Aches and pains forgotten, Claray dropped the weeds she’d just pulled up, and hurried out of the garden to make her way toward the front of the castle with young Dawy at her side. She wasn’t surprised when Lovey gave up his spot under a tree where he’d been napping to rush to accompany her. Neither was she surprised to see Squeak sitting up on the base of his neck, his little paws clutching at the wolf’s fur to keep his seat as he looked around like a little emperor. The stoat didn’t like the jostling he suffered when Claray constantly bent over and straightened while weeding the gardens, and had taken to climbing out of her dress and scrambling over to climb onto Lovey to sleep while she worked. Much to her surprise, the wolf was tolerating it.

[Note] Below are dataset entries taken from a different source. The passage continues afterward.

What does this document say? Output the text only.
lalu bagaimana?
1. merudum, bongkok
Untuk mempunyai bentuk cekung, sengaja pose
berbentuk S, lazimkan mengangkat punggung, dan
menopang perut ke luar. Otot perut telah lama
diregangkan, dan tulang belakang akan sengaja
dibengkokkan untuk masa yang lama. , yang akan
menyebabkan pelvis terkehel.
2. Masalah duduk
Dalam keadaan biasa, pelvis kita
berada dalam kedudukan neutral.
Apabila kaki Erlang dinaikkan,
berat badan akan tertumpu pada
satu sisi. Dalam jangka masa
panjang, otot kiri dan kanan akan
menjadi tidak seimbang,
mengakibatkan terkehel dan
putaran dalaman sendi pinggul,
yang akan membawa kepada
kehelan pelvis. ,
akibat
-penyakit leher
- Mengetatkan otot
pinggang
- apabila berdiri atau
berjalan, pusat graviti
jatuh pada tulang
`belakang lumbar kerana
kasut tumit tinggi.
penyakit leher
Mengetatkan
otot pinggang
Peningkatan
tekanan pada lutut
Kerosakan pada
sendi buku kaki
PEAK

Shaking her head at the picture they made, Claray glanced over her shoulder in search of Stubborn Bastard and found him right behind her. He wasn’t the only one following her. She had a small parade of people trailing after her. Roderick and Hamish were hard on her heels on either side of her horse. She was used to that though; the two men had followed her around every minute of every day this last week. Then came Mhairi, who’d apparently managed to scoot in front of Hendrie and Colban, Claray’s other two guards. But behind them trailed the other two dozen women who had been working in the gardens with her. And every one of them looked excited.
The sight made her smile faintly as she turned forward. Then she rounded the corner of the castle, and scanned the bailey. It actually now looked like a bailey and not a forest, she noted with satisfaction.